I'm going to try to get you some pictures of the oil rigs just off shore. They are out a long way--maybe a mile? I'm not very good with distances. We can see them, but the day we pulled in it was rather hazy and all but the largest of them was obscured. When we walked out on the beach a couple of days ago it was very clear and we were amazed at just how many structures are standing out there. A dozen or more, I'm guessing. There is also a shipping lane through the bay and into Corpus Christi and so there were a lot of ships out there as well. Mike counted nine. We weren't sure if they were anchored or moving. It's kind of cloudy today, although it is warm, and so if it's clear on the beach, I will take some pictures.

The beach itself is very nice. When we pulled in it was at high tide, and only about 12 feet of beach were above the water line. Then when we walked a couple of days ago, the tide was out revealing a nice wide beach. There are an impressive number of perfect scallop shells to be picked up; and there are also an impressive number of Portuguese Man of War jellyfish lying on the beach. I recognize them from when I lived in Hawaii where they also line the beach at Kaneohe Bay (the Marine Corps base).

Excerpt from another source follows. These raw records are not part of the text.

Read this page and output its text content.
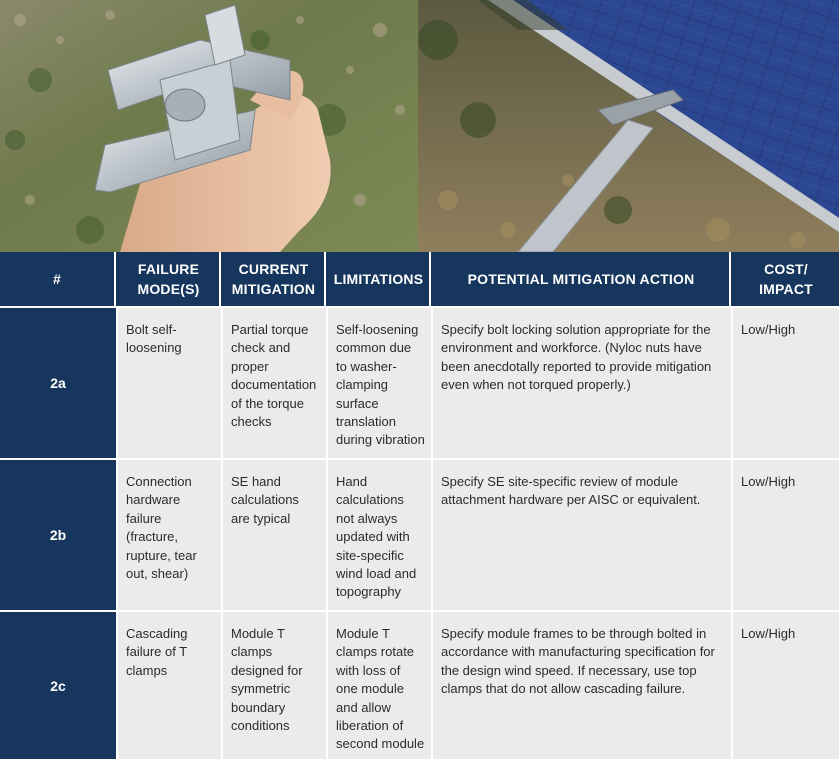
#
FAILURE
MODE(S)
CURRENT
MITIGATION
LIMITATIONS	POTENTIAL MITIGATION ACTION
COST/
IMPACT
2a
Bolt self-loosening
Partial torque check and proper documentation of the torque checks
Self-loosening common due to washer-clamping surface translation during vibration
Specify bolt locking solution appropriate for the environment and workforce. (Nyloc nuts have been anecdotally reported to provide mitigation even when not torqued properly.)
Low/High
2b
Connection hardware failure (fracture, rupture, tear out, shear)
SE hand calculations are typical
Hand calculations not always updated with site-specific wind load and topography
Specify SE site-specific review of module attachment hardware per AISC or equivalent.
Low/High
2c
Cascading failure of T clamps
Module T clamps designed for symmetric boundary conditions
Module T clamps rotate with loss of one module and allow liberation of second module
Specify module frames to be through bolted in accordance with manufacturing specification for the design wind speed. If necessary, use top clamps that do not allow cascading failure.
Low/High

I guess that's all I have for now. I'll try to get some pictures between now and the next time I write.

1 comment:

Lisa said...

I need to email you but just wanted to comment on the "Kennedy Bridge" name being different to the locals. When we took you out to the reservoir, neither Ron nor I could think of what it was called because it had changed names about 3 times before an official name was settled on. Some of the locals still call it "Domenigoni Dam," after the family with the largest holdings there, but we knew that wasn't it. I don't know why they settled on "Diamond Valley Reservoir" because only a small portion of it was considered Diamond Valley -- must have been a political decision.